I am moving with my husband to dubai in 2 weeks. My husband and i are looking for a 2 bedroom furnished apartment in dubai. We want that the rent of the apartment should include cost of basic utilities like electricity and water and the building should also provide some weekly cleaning service. We found a good furnished apartment in al yassat tower (yassat gloria apartments). Its priced around 130,000 AED per year and its rent does cover basic utilities...the apartment is relatively expensive..

Is al yassat tower a good place to live in?? Could someone tell me about its location? and is it better to purchase the apartment for rent through an agent or should we approach the apartment authorities directly?? 

Please tell me whether yassat tower is a good place to live in for a year??


----------



## Jinx (Jul 2, 2010)

Sorry no one has replied.. sure someone with more experience could help you.. but I did Googlemaps search, and if this is the correct location...

https://maps.google.com/maps?hl=en&...GU&biw=1366&bih=643&um=1&ie=UTF-8&sa=N&tab=il

Then this a great location, as it is situation right on busy Sh. Zayed road with walking access to restaurants, cafes, shops and metro station.


----------



## Gavtek (Aug 23, 2009)

Jinx said:


> Sorry no one has replied.. sure someone with more experience could help you.. but I did Googlemaps search, and if this is the correct location...
> 
> https://maps.google.com/maps?hl=en&...GU&biw=1366&bih=643&um=1&ie=UTF-8&sa=N&tab=il
> 
> Then this a great location, as it is situation right on busy Sh. Zayed road with walking access to restaurants, cafes, shops and metro station.


The Yassat one is directly opposite this one on the other side of the road in TECOM. 130k isa bit pricey for that location I'd say but it would be clean and comfortable.


----------



## phillipgrace (Dec 25, 2012)

Wow that price is way too high for that area... U could live in downtown for that price!


----------



## bigdaveisalegend (Jun 1, 2012)

Wow, I know people living in Souk Al Bahar for 120k! That price us fairly steep!


----------



## pearlx (Mar 31, 2013)

thank you so much for ur feedback!! 

I just wanted to add that the price 130k includes all utilities such as electricity and water bill, cable, internet and the chiller cost as well.
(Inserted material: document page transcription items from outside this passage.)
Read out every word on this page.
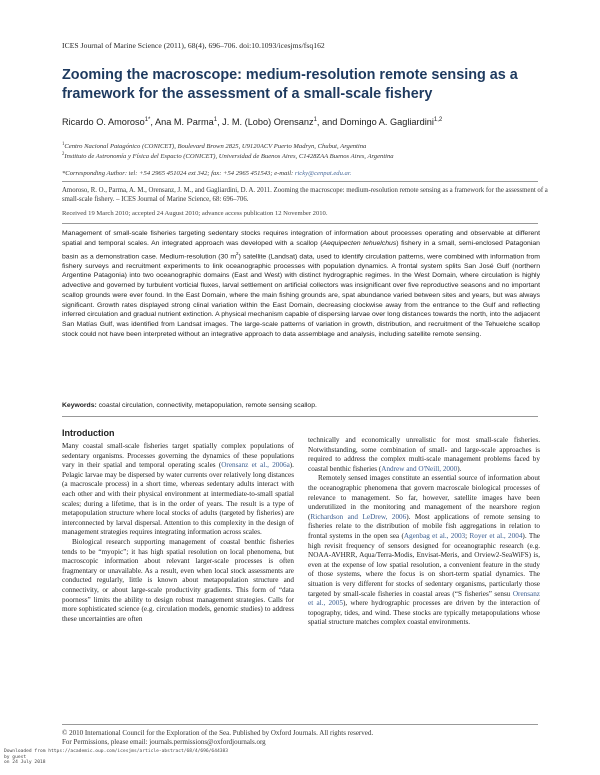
ICES Journal of Marine Science (2011), 68(4), 696–706. doi:10.1093/icesjms/fsq162
Zooming the macroscope: medium-resolution remote sensing as a framework for the assessment of a small-scale fishery
Ricardo O. Amoroso$^{1*}$, Ana M. Parma$^1$, J. M. (Lobo) Orensanz$^1$, and Domingo A. Gagliardini$^{1,2}$
$^1$Centro Nacional Patagónico (CONICET), Boulevard Brown 2825, U9120ACV Puerto Madryn, Chubut, Argentina
$^2$Instituto de Astronomía y Física del Espacio (CONICET), Universidad de Buenos Aires, C1428ZAA Buenos Aires, Argentina
*Corresponding Author: tel: +54 2965 451024 ext 342; fax: +54 2965 451543; e-mail: ricky@cenpat.edu.ar.
Amoroso, R. O., Parma, A. M., Orensanz, J. M., and Gagliardini, D. A. 2011. Zooming the macroscope: medium-resolution remote sensing as a framework for the assessment of a small-scale fishery. – ICES Journal of Marine Science, 68: 696–706.
Received 19 March 2010; accepted 24 August 2010; advance access publication 12 November 2010.
Management of small-scale fisheries targeting sedentary stocks requires integration of information about processes operating and observable at different spatial and temporal scales. An integrated approach was developed with a scallop (Aequipecten tehuelchus) fishery in a small, semi-enclosed Patagonian basin as a demonstration case. Medium-resolution (30 $m^2$) satellite (Landsat) data, used to identify circulation patterns, were combined with information from fishery surveys and recruitment experiments to link oceanographic processes with population dynamics. A frontal system splits San José Gulf (northern Argentine Patagonia) into two oceanographic domains (East and West) with distinct hydrographic regimes. In the West Domain, where circulation is highly advective and governed by turbulent vorticial fluxes, larval settlement on artificial collectors was insignificant over five reproductive seasons and no important scallop grounds were ever found. In the East Domain, where the main fishing grounds are, spat abundance varied between sites and years, but was always significant. Growth rates displayed strong clinal variation within the East Domain, decreasing clockwise away from the entrance to the Gulf and reflecting inferred circulation and gradual nutrient extinction. A physical mechanism capable of dispersing larvae over long distances towards the north, into the adjacent San Matías Gulf, was identified from Landsat images. The large-scale patterns of variation in growth, distribution, and recruitment of the Tehuelche scallop stock could not have been interpreted without an integrative approach to data assemblage and analysis, including satellite remote sensing.
Keywords: coastal circulation, connectivity, metapopulation, remote sensing scallop.
Introduction

Many coastal small-scale fisheries target spatially complex populations of sedentary organisms. Processes governing the dynamics of these populations vary in their spatial and temporal operating scales (Orensanz et al., 2006a). Pelagic larvae may be dispersed by water currents over relatively long distances (a macroscale process) in a short time, whereas sedentary adults interact with each other and with their physical environment at intermediate-to-small spatial scales; during a lifetime, that is in the order of years. The result is a type of metapopulation structure where local stocks of adults (targeted by fisheries) are interconnected by larval dispersal. Attention to this complexity in the design of management strategies requires integrating information across scales.

Biological research supporting management of coastal benthic fisheries tends to be “myopic”; it has high spatial resolution on local phenomena, but macroscopic information about relevant larger-scale processes is often fragmentary or unavailable. As a result, even when local stock assessments are conducted regularly, little is known about metapopulation structure and connectivity, or about large-scale productivity gradients. This form of “data poorness” limits the ability to design robust management strategies. Calls for more sophisticated science (e.g. circulation models, genomic studies) to address these uncertainties are often

technically and economically unrealistic for most small-scale fisheries. Notwithstanding, some combination of small- and large-scale approaches is required to address the complex multi-scale management problems faced by coastal benthic fisheries (Andrew and O'Neill, 2000).

Remotely sensed images constitute an essential source of information about the oceanographic phenomena that govern macroscale biological processes of relevance to management. So far, however, satellite images have been underutilized in the monitoring and management of the nearshore region (Richardson and LeDrew, 2006). Most applications of remote sensing to fisheries relate to the distribution of mobile fish aggregations in relation to frontal systems in the open sea (Agenbag et al., 2003; Royer et al., 2004). The high revisit frequency of sensors designed for oceanographic research (e.g. NOAA-AVHRR, Aqua/Terra-Modis, Envisat-Meris, and Orview2-SeaWiFS) is, even at the expense of low spatial resolution, a convenient feature in the study of those systems, where the focus is on short-term spatial dynamics. The situation is very different for stocks of sedentary organisms, particularly those targeted by small-scale fisheries in coastal areas (“S fisheries” sensu Orensanz et al., 2005), where hydrographic processes are driven by the interaction of topography, tides, and wind. These stocks are typically metapopulations whose spatial structure matches complex coastal environments.

© 2010 International Council for the Exploration of the Sea. Published by Oxford Journals. All rights reserved.
For Permissions, please email: journals.permissions@oxfordjournals.org
Downloaded from https://academic.oup.com/icesjms/article-abstract/68/4/696/644383
by guest
on 24 July 2018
It also includes cleaning service (twice a week) and the apartment is fully furnishedd....is the price still too high??

also can u please suggest me a few apartment buildings in downtown that i can look into?? or any agents there that i can contact??

i have to shift in less than two weeks=( so please urgent feedback is needed. will be really grateful...


----------



## Mr Rossi (May 16, 2009)

I've been in the Gloria Hotel, it's nice and run to a high standard. I assume these apartments will be the same. Serviced apartments are always going to be more expensive and area plays less of a part in determining price. 130k seems fair to me for what is essentially living in a hotel.

Do you need to commit to the year? If you can rent for 1-3 months, find your feet and look around when you get here?


----------



## fcjb1970 (Apr 30, 2010)

Mr Rossi said:


> Do you need to commit to the year? If you can rent for 1-3 months, find your feet and look around when you get here?


I agree with this advice, even paying a little more for those first months rather than commit to something having no idea if it is what you want, especially if your plan is to be here for more than a year


----------



## pearlx (Mar 31, 2013)

thanks guys!! if i make a contract for the first 3months, i can renew that later if want to...that seems a good idea =)


----------